A rotina operacional das equipes de manutenção é a mesma desde sempre, ou seja, as turmas saem de manhã cedo para executarem serviços nas estações de bombeamento e tratamento do DMAE, e começam a retornar para a DVM depois das onze horas para o almoço e bicar um mate. Assemelha-se à rotina dos gaudérios que saiam a cavalo para as lidas do campo e voltavam para matear no galpão à espera da boia. Assim, tradicionalmente o pessoal que trabalha internamente, especialmente as chefias que distribuem os serviços para equipes de rua, preparam o chimarrão depois das onze horas e, na medida que as equipes vão retornando, novos mateadores vão se agregando à roda. Enquanto os capatazes fazem o relato dos serviços executados e das  eventuais pendências da manhã, o chimarrão vai lavando as tripas para esperar o rango da peonada.

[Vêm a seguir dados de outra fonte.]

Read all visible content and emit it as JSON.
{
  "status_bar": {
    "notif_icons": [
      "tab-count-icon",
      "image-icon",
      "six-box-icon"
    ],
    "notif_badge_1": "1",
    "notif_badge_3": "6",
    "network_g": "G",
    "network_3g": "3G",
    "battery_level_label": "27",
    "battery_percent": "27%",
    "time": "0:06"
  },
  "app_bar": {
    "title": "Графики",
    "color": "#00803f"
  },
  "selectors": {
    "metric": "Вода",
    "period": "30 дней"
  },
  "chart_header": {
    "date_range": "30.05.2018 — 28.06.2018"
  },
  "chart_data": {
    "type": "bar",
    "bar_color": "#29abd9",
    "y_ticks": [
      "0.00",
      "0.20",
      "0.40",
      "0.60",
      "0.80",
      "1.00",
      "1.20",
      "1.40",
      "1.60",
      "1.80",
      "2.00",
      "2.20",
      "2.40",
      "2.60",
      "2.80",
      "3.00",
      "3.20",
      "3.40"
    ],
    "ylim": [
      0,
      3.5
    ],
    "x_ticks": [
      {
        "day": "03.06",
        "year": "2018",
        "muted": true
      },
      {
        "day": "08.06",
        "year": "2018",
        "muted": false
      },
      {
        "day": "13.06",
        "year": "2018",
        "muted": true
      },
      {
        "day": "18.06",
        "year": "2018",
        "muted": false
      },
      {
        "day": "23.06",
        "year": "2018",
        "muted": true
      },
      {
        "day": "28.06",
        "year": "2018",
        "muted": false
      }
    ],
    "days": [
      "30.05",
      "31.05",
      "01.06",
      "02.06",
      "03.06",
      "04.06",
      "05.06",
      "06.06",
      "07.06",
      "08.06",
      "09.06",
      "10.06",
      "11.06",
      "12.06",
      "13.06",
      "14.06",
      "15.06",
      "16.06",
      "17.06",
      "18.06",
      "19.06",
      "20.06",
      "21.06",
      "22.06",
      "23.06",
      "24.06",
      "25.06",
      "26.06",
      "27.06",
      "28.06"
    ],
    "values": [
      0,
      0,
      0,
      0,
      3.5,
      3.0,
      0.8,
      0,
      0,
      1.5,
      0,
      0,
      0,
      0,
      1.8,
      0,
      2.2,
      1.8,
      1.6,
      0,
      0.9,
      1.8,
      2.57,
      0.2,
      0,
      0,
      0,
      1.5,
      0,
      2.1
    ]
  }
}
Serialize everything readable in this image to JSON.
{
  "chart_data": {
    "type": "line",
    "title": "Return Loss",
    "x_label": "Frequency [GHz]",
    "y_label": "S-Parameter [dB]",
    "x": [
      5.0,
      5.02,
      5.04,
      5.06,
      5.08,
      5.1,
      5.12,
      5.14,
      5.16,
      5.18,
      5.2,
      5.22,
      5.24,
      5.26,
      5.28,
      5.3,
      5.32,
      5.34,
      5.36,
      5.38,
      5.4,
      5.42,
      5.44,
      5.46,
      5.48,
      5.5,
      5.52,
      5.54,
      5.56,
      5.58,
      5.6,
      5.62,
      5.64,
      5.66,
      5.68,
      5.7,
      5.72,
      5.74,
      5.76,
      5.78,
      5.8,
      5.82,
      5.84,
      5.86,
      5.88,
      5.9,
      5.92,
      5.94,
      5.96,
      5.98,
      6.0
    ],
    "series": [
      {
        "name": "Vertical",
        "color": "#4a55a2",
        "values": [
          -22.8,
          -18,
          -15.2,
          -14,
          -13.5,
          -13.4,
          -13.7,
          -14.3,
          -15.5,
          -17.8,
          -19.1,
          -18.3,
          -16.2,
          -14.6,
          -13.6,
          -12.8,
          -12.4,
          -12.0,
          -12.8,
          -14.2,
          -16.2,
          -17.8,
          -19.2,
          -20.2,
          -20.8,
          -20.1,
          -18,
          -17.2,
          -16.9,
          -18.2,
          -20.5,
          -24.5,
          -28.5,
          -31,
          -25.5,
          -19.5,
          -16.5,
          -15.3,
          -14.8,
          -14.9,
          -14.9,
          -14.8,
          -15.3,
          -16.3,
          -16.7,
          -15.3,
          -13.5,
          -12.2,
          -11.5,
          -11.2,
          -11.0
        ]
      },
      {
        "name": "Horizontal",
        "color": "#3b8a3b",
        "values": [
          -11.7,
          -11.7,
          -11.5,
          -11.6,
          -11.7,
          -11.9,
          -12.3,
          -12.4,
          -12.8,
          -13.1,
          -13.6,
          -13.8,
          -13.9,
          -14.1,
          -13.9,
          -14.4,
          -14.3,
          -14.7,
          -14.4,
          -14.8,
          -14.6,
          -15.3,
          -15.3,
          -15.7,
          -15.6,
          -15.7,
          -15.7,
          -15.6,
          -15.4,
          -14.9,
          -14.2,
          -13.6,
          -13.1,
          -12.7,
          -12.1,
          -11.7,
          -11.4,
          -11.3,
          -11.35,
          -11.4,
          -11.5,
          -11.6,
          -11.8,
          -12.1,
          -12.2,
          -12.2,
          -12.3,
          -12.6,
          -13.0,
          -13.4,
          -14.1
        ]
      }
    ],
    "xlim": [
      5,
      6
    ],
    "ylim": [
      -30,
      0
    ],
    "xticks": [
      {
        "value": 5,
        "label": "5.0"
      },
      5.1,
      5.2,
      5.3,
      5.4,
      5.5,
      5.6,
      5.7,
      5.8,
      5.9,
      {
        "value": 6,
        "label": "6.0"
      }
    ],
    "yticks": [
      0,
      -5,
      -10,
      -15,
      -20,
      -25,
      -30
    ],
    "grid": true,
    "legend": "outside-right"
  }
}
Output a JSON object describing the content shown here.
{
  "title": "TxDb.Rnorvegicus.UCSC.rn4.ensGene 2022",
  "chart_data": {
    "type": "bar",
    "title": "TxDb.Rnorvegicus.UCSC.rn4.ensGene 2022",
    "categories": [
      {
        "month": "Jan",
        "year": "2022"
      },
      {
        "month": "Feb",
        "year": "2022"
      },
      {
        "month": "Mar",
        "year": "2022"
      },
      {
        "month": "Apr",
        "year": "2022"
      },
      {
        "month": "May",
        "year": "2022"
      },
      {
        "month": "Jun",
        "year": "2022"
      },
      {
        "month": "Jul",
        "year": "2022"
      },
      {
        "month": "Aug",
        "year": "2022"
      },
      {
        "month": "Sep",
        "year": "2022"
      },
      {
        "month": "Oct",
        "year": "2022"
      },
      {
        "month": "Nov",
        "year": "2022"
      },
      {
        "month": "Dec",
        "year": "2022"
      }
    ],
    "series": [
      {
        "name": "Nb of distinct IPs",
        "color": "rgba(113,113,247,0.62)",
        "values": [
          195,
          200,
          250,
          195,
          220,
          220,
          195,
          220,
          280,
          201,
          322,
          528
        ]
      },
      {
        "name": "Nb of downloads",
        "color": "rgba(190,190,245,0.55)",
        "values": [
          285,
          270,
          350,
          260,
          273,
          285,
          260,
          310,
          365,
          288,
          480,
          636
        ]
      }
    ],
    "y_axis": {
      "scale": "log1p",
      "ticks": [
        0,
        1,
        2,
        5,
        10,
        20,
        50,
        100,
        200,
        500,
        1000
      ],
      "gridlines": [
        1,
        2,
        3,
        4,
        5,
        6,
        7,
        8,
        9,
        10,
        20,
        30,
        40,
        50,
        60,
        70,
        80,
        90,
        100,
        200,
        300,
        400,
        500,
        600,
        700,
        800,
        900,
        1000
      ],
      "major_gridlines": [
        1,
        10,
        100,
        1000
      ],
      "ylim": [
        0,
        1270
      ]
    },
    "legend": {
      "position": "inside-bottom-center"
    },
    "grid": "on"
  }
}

 Como em toda a roda de chimarrão sempre são contados causos, segue alguns causos da Roda de Chimarrão da Manutenção que são contados mais ou menos assim:
INFIDELIDADE PÓSTUMA
Após a ocorrência do caso do acidente de trabalho fatal do jovem eletricista Ubirajara Teixeira, o Bira,  relatado aqui na postagem OS MORTOS DA DVM, conforme conta o folclore interno da rádio-peão,  quando entregaram para a viúva os objetos pessoais que o falecido tinha no armário do vestiário da Manutenção, deu problemas  póstumos de infidelidade, pois no armário havia cartas de casos extra-conjugais...
CACHORRO COM SETE VIDAS
O  Ori, vulgo “Cachorro”, foi assaltado há vários anos atrás e, ao reagir, levou um tiro no abdomem a queima-roupa. Esteve literalmente com o pé-na-cova, pois os ladrões que roubaram o fusquinha dele, na fuga  passaram com o carro por cima da sua perna. Mas, que nem gato, o Cachorro se reabilitou e voltou a trabalhar. Há poucos anos atrás gastou mais uma de suas muitas vidas, desta vez num acidente de trabalho. Ocorreu que uma marreta de ferro de 5kg  caiu de uns sete metros de altura sobre sua cabeça, numa estação de bombeamento de esgoto do DMAE.  Por sorte, pois ele conta que nem viu o perigo e estava sem capacete, a marreta pegou de  “raspão” no supercílio, provocando um corte superficial e meia dúzia de pontos no HPS. Se pega de cheio, estraçalhava a cabeça do Ori e acabava com todas as vidas que ele por ventura possa ainda dispor, era game-over! Porém, com mais sorte que juízo, segue o jogo das Sete Vidas do Cachorro que não que saber de se aposentar...

O FAZENDEIRO DO MEL
O Meleiro Hugo (o Pilha Fraca), estava  pensando em se aposentar junto comigo, e já tinha o seu projeto do que fazer após a aposentadoria: se dedicar ao apiário, atividade que normalmente já lhe proporcionava duas colheitas ao ano de 600 kg de mel, nas florações de outono e primavera. Às vezes, quando a floração é muito boa, “dá sobre-caixas” (que é uma terceira colheita no verão). Para acessar os sítios desabitados onde o Hugo tem suas caixas de abelha, ele costuma ir armado de espingarda 12, e conta que fica com a arma engatilhada enquanto a mulher abre os portões e portas das instalações prediais, tendo em vista que as casas seguidamente são invadidas por vadios da região. O Hugo dizia  que estando aposentado vai cuidar melhor e dar manutenção às estruturas das colmeias que ficam distribuídas num raio de 5 km. Na época ele já tinha encomendado 15 mil mudas de eucaliptos para plantar nos sítios dos seus abelheiros, para aumentar a produtividade. Já estava também estabelecendo entrepostos de distribuição da sua produção de mel nas diversas divisões do DMAE, treinando colegas para servirem de intermediários mediante recebimento de comissões nas vendas. E ainda assim, com toda esta programação de atividades dele para após aposentadoria, ele me revelou que estava sentindo um “medinho” por estar se aproximando a data da aposentadoria, ao mesmo tempo que me interrogava  se não ocorria o mesmo comigo...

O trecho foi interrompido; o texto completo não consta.